Sunday, September 25, 2011

Planning for Health Insurance Exchange Comes Under Fire

Critics say that the committee that this week issued its recommendations on the exchange to the Legislature and Governor Paul LePage is putting the interests of insurance industry's ahead of consumers'.

"I don't think it's surprising that a group that explicitly excluded individual consumers comes up with a plan that probably won't work well for those consumers," said State Rep. Sharon Treat.

Treat, a Hallowell Democrat on the Legislature's Insurance and Financial Services Committee, pointed to the fact that the nine-member advisory committee is wholly comprised of insurance and health care insiders except for one representative of small business and another representing Maine's Indian tribes.

Treat said she's troubled that the committee does not think the exchange should use its buying clout to negotiate with insurers over the pricing of plans.

Potentially, tens of thousands of Mainers could buy coverage through the exchange. The US census indicates that roughly 133,000 people, or about 10 percent of Maine?s population, do not have coverage.

"The exchange provides the opportunity to really go out there and do group purchasing or negotiate the best possible policies or to limit those policies," Treat said. "Also, this is public money and that public money should be spent to purchase really good effective insurance."

Joe Bruno, who chairs the advisory committee, said that "most of us felt the free-market approach is the best way to have competition and to keep prices lower."

Bruno, a former Republican state legislator and owner of a pharmacy company, said committee members were drawing on the experiences of Maine's insurance market for individuals.

"It's a failed market because we don't have competition," Bruno said. "We have an insurance market controlled by one or two insurers. That has not worked."

Bruno downplayed concerns that industry members appointed to the new board overseeing the exchange --- say an insurance broker -- would be allowed to weigh in on policy decisions that stand to benefit them directly.

"Maine is a small state and will there be a conflict?" Bruno said. "There may be, but it's pretty clear in the law, what you need to recuse yourself from a lot of the times."

But the advocacy group Consumers for Affordable Health Care still worries that consumers are getting short shrift. Policy director Mitchell Stein said he's concerned that the committee didn't focus more attention on so-called navigators -- the people who would be hired to help exchange shoppers choose plans and determine whether they qualify for federal tax credits. Not everybody, Stein said, will know how to use the web site that will be set up for the exchange.

"As friendly as the web site might be," Stein said, "there are many who are not skilled at negotiating web sites and may not even have access so they would need more one on one assistance with the process."

Stein says that some of those so-called "navigators" could very well be staffers at Consumers for Affordable Health Care, which already runs a state-wide helpline for people with questions about coverage.

State Representative Jonathan McKane, a Republican from Newcastle who is also on the Insurance and Financial Services Committee, has not had a chance to review all of the committee's recommendations. But he opposed the idea of Consumers for Affordable Health Care playing a larger role in the exchange.

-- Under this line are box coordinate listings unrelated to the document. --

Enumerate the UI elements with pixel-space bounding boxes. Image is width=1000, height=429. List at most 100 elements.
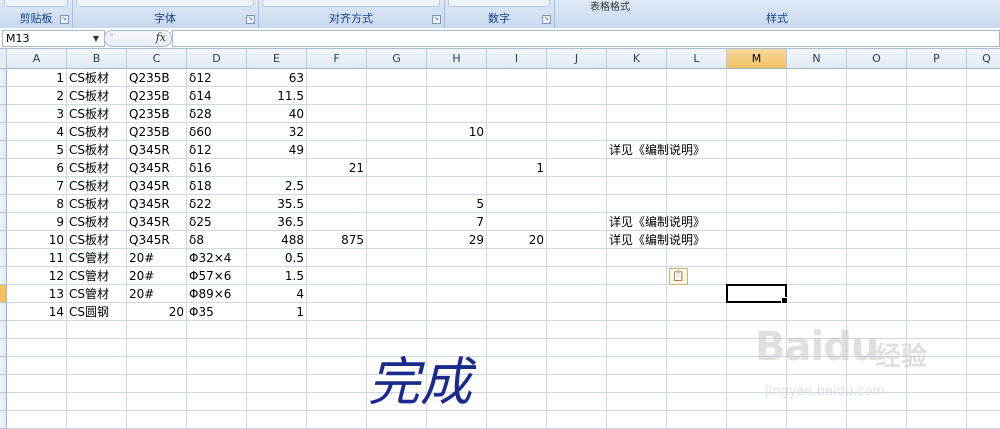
cell-c9[interactable]: Q345R <box>127 213 189 231</box>
cell-e2[interactable]: 11.5 <box>247 87 307 105</box>
cell-e14[interactable]: 1 <box>247 303 307 321</box>
row-header[interactable] <box>0 249 7 267</box>
row-header[interactable] <box>0 267 7 285</box>
cell-a4[interactable]: 4 <box>7 123 67 141</box>
cell-f6[interactable]: 21 <box>307 159 367 177</box>
column-header-a[interactable]: A <box>7 49 67 69</box>
cell-d4[interactable]: δ60 <box>187 123 249 141</box>
cell-c13[interactable]: 20# <box>127 285 189 303</box>
insert-function-button[interactable]: ◦ fx <box>104 30 172 47</box>
cell-d14[interactable]: Φ35 <box>187 303 249 321</box>
cell-c7[interactable]: Q345R <box>127 177 189 195</box>
row-header[interactable] <box>0 105 7 123</box>
cell-d7[interactable]: δ18 <box>187 177 249 195</box>
cell-a14[interactable]: 14 <box>7 303 67 321</box>
cell-k5[interactable]: 详见《编制说明》 <box>607 141 705 159</box>
cell-k9[interactable]: 详见《编制说明》 <box>607 213 705 231</box>
column-header-p[interactable]: P <box>907 49 967 69</box>
column-header-d[interactable]: D <box>187 49 247 69</box>
dialog-launcher-icon[interactable]: ↘ <box>432 15 441 24</box>
cell-a1[interactable]: 1 <box>7 69 67 87</box>
cell-a13[interactable]: 13 <box>7 285 67 303</box>
dialog-launcher-icon[interactable]: ↘ <box>60 15 69 24</box>
fill-handle[interactable] <box>781 297 788 304</box>
row-header[interactable] <box>0 231 7 249</box>
cell-b11[interactable]: CS管材 <box>67 249 129 267</box>
row-header[interactable] <box>0 303 7 321</box>
cell-i6[interactable]: 1 <box>487 159 547 177</box>
ribbon-button-row[interactable] <box>262 0 440 7</box>
active-cell-selection[interactable] <box>726 284 788 304</box>
cell-b5[interactable]: CS板材 <box>67 141 129 159</box>
cell-d5[interactable]: δ12 <box>187 141 249 159</box>
column-header-l[interactable]: L <box>667 49 727 69</box>
cell-a7[interactable]: 7 <box>7 177 67 195</box>
column-header-e[interactable]: E <box>247 49 307 69</box>
cell-f10[interactable]: 875 <box>307 231 367 249</box>
column-header-c[interactable]: C <box>127 49 187 69</box>
select-all-corner[interactable] <box>0 49 7 69</box>
row-header[interactable] <box>0 87 7 105</box>
cell-c3[interactable]: Q235B <box>127 105 189 123</box>
cell-b9[interactable]: CS板材 <box>67 213 129 231</box>
cell-a9[interactable]: 9 <box>7 213 67 231</box>
cell-b1[interactable]: CS板材 <box>67 69 129 87</box>
ribbon-button-row[interactable] <box>76 0 254 7</box>
cell-d3[interactable]: δ28 <box>187 105 249 123</box>
cell-c10[interactable]: Q345R <box>127 231 189 249</box>
cell-b10[interactable]: CS板材 <box>67 231 129 249</box>
format-as-table-button[interactable]: 表格格式 <box>590 0 630 13</box>
cell-b2[interactable]: CS板材 <box>67 87 129 105</box>
cell-e12[interactable]: 1.5 <box>247 267 307 285</box>
cell-k10[interactable]: 详见《编制说明》 <box>607 231 705 249</box>
row-header[interactable] <box>0 357 7 375</box>
cell-e11[interactable]: 0.5 <box>247 249 307 267</box>
cell-c12[interactable]: 20# <box>127 267 189 285</box>
cell-e1[interactable]: 63 <box>247 69 307 87</box>
row-header[interactable] <box>0 213 7 231</box>
cell-h4[interactable]: 10 <box>427 123 487 141</box>
column-header-g[interactable]: G <box>367 49 427 69</box>
cell-d8[interactable]: δ22 <box>187 195 249 213</box>
row-header[interactable] <box>0 141 7 159</box>
column-header-i[interactable]: I <box>487 49 547 69</box>
cell-d13[interactable]: Φ89×6 <box>187 285 249 303</box>
cell-b13[interactable]: CS管材 <box>67 285 129 303</box>
column-header-n[interactable]: N <box>787 49 847 69</box>
column-header-f[interactable]: F <box>307 49 367 69</box>
dialog-launcher-icon[interactable]: ↘ <box>542 15 551 24</box>
paste-options-icon[interactable]: 📋 <box>669 268 688 285</box>
cell-b12[interactable]: CS管材 <box>67 267 129 285</box>
cell-h10[interactable]: 29 <box>427 231 487 249</box>
cell-b14[interactable]: CS圆钢 <box>67 303 129 321</box>
cell-c4[interactable]: Q235B <box>127 123 189 141</box>
cell-c5[interactable]: Q345R <box>127 141 189 159</box>
ribbon-button-row[interactable] <box>448 0 550 7</box>
cell-c11[interactable]: 20# <box>127 249 189 267</box>
cell-e4[interactable]: 32 <box>247 123 307 141</box>
cell-e8[interactable]: 35.5 <box>247 195 307 213</box>
cell-a11[interactable]: 11 <box>7 249 67 267</box>
column-header-q[interactable]: Q <box>967 49 1000 69</box>
cell-b7[interactable]: CS板材 <box>67 177 129 195</box>
cell-a10[interactable]: 10 <box>7 231 67 249</box>
column-header-m[interactable]: M <box>727 49 787 69</box>
cell-d6[interactable]: δ16 <box>187 159 249 177</box>
row-header[interactable] <box>0 411 7 429</box>
column-header-h[interactable]: H <box>427 49 487 69</box>
cell-d2[interactable]: δ14 <box>187 87 249 105</box>
row-header[interactable] <box>0 321 7 339</box>
cell-a12[interactable]: 12 <box>7 267 67 285</box>
cell-b4[interactable]: CS板材 <box>67 123 129 141</box>
cell-e7[interactable]: 2.5 <box>247 177 307 195</box>
cell-e5[interactable]: 49 <box>247 141 307 159</box>
cell-d9[interactable]: δ25 <box>187 213 249 231</box>
cell-a5[interactable]: 5 <box>7 141 67 159</box>
row-header[interactable] <box>0 159 7 177</box>
cell-c2[interactable]: Q235B <box>127 87 189 105</box>
column-header-b[interactable]: B <box>67 49 127 69</box>
cell-c8[interactable]: Q345R <box>127 195 189 213</box>
formula-input[interactable] <box>172 30 1000 47</box>
cell-e9[interactable]: 36.5 <box>247 213 307 231</box>
cell-d10[interactable]: δ8 <box>187 231 249 249</box>
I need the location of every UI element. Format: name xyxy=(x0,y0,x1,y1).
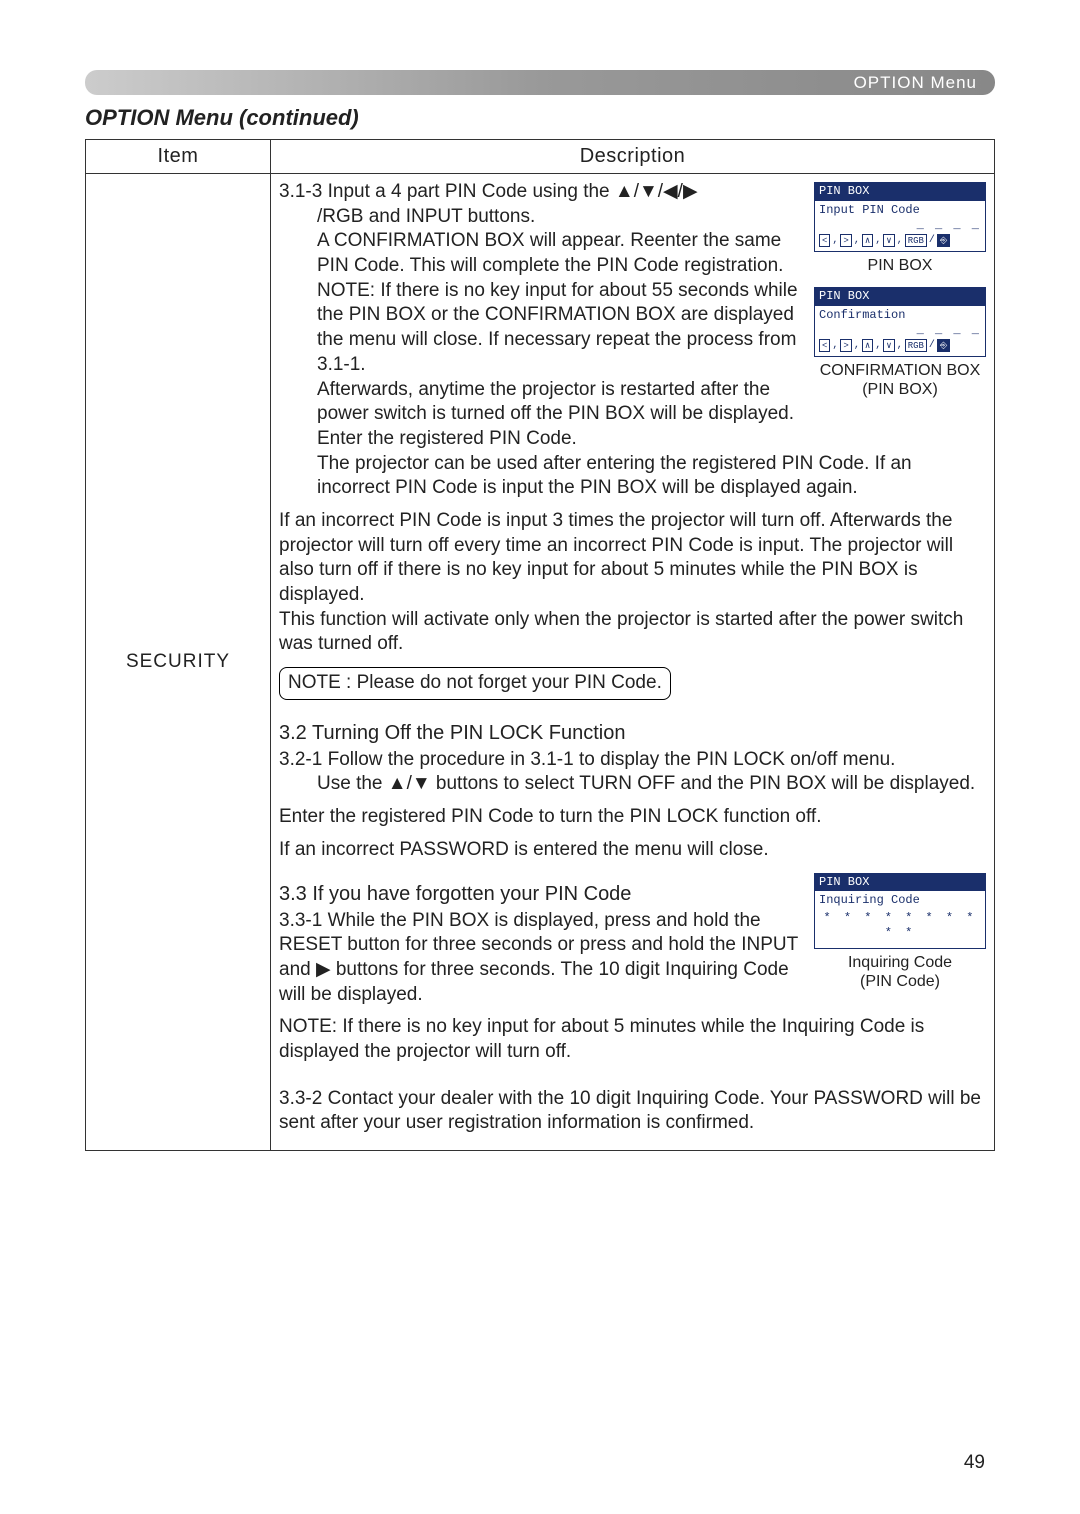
sec33-lead2: 3.3-2 xyxy=(279,1088,328,1109)
sec32-l1b: Use the ▲/▼ buttons to select TURN OFF a… xyxy=(279,772,986,797)
options-table: Item Description SECURITY PIN BOX Input … xyxy=(85,139,995,1151)
down-key: ∨ xyxy=(883,234,894,247)
sec32-lead: 3.2-1 xyxy=(279,749,328,770)
header-label: OPTION Menu xyxy=(854,73,977,93)
sec32-l2: Enter the registered PIN Code to turn th… xyxy=(279,805,986,830)
input-key: ⎆ xyxy=(937,234,950,247)
down-key: ∨ xyxy=(883,339,894,352)
inquiring-stars: * * * * * * * * * * xyxy=(819,909,981,944)
item-security: SECURITY xyxy=(86,174,271,1151)
rgb-key: RGB xyxy=(905,234,927,247)
sec313-lead: 3.1-3 xyxy=(279,181,328,202)
pin-note-box: NOTE : Please do not forget your PIN Cod… xyxy=(279,667,671,700)
left-key: < xyxy=(819,339,830,352)
confirm-caption2: (PIN BOX) xyxy=(814,380,986,399)
dialog-title: PIN BOX xyxy=(815,183,985,201)
pin-note-text: NOTE : Please do not forget your PIN Cod… xyxy=(288,672,662,693)
dialog-sub: Inquiring Code xyxy=(819,893,981,909)
dialog-title: PIN BOX xyxy=(815,874,985,892)
page-number: 49 xyxy=(964,1452,985,1474)
up-key: ∧ xyxy=(862,234,873,247)
input-key: ⎆ xyxy=(937,339,950,352)
sec32-head: 3.2 Turning Off the PIN LOCK Function xyxy=(279,720,986,746)
sec32-l3: If an incorrect PASSWORD is entered the … xyxy=(279,838,986,863)
dialog-sub: Input PIN Code xyxy=(819,203,981,219)
sec33-note: NOTE: If there is no key input for about… xyxy=(279,1015,986,1064)
rgb-key: RGB xyxy=(905,339,927,352)
sec313-after4: This function will activate only when th… xyxy=(279,608,986,657)
right-key: > xyxy=(840,339,851,352)
dialog-sub: Confirmation xyxy=(819,308,981,324)
sec313-l1: Input a 4 part PIN Code using the ▲/▼/◀/… xyxy=(328,181,698,202)
pin-box-dialog: PIN BOX Input PIN Code _ _ _ _ <, >, ∧, … xyxy=(814,182,986,252)
sec33-l2: Contact your dealer with the 10 digit In… xyxy=(279,1088,981,1134)
page-title: OPTION Menu (continued) xyxy=(85,105,995,131)
sec33-lead: 3.3-1 xyxy=(279,910,328,931)
confirm-caption1: CONFIRMATION BOX xyxy=(814,361,986,380)
dialog-title: PIN BOX xyxy=(815,288,985,306)
sec32-l1a: Follow the procedure in 3.1-1 to display… xyxy=(328,749,896,770)
confirm-box-dialog: PIN BOX Confirmation _ _ _ _ <, >, ∧, ∨,… xyxy=(814,287,986,357)
col-item: Item xyxy=(86,140,271,174)
up-key: ∧ xyxy=(862,339,873,352)
sec33-l1: While the PIN BOX is displayed, press an… xyxy=(279,910,798,1005)
pin-box-caption: PIN BOX xyxy=(814,256,986,275)
pin-dashes: _ _ _ _ xyxy=(819,323,981,339)
left-key: < xyxy=(819,234,830,247)
inquiring-caption1: Inquiring Code xyxy=(814,953,986,972)
pin-dashes: _ _ _ _ xyxy=(819,218,981,234)
sec313-after2: The projector can be used after entering… xyxy=(279,452,986,501)
inquiring-caption2: (PIN Code) xyxy=(814,972,986,991)
header-bar: OPTION Menu xyxy=(85,70,995,95)
inquiring-dialog: PIN BOX Inquiring Code * * * * * * * * *… xyxy=(814,873,986,949)
right-key: > xyxy=(840,234,851,247)
col-desc: Description xyxy=(271,140,995,174)
sec313-after3: If an incorrect PIN Code is input 3 time… xyxy=(279,509,986,608)
security-description: PIN BOX Input PIN Code _ _ _ _ <, >, ∧, … xyxy=(271,174,995,1151)
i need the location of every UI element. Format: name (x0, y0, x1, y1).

He says the businesses that buy health care are better representatives of consumers, and should be on the exchange's board. At the same time, he thinks the state should plan for the scenario in which the states trying to get the federal Affordable Care Act thrown out in the courts are victorious, and an exchange is no longer mandated.

"I think there needs to be perhaps a kick-out clause that if the federal mandate goes aweay so does our exchange," McKane said.

McKane and Treat both offered separate pieces of legislation on the health insurance exchanges last session. Lawmakers will take up their bills when the Legislature reconvenes in January.

The two legislators disagree on what kind of role the existing Dirigo Health agency should play in the new insurance exchange. Treat wants to take advantage of the organizational structure and expertise within the agency; McKane says he want to keep any new exchange as small as possible.

Regardless of who staffs the exchange, it appears it will be housed within the state Department of Professional and Financial Regulation, as the advisory committee has recommended.

Legislation is also expected to come out of the advisory committee's recommendations, which the Insurance and Financial Services Committee will take up for the first time at a meeting on Monday.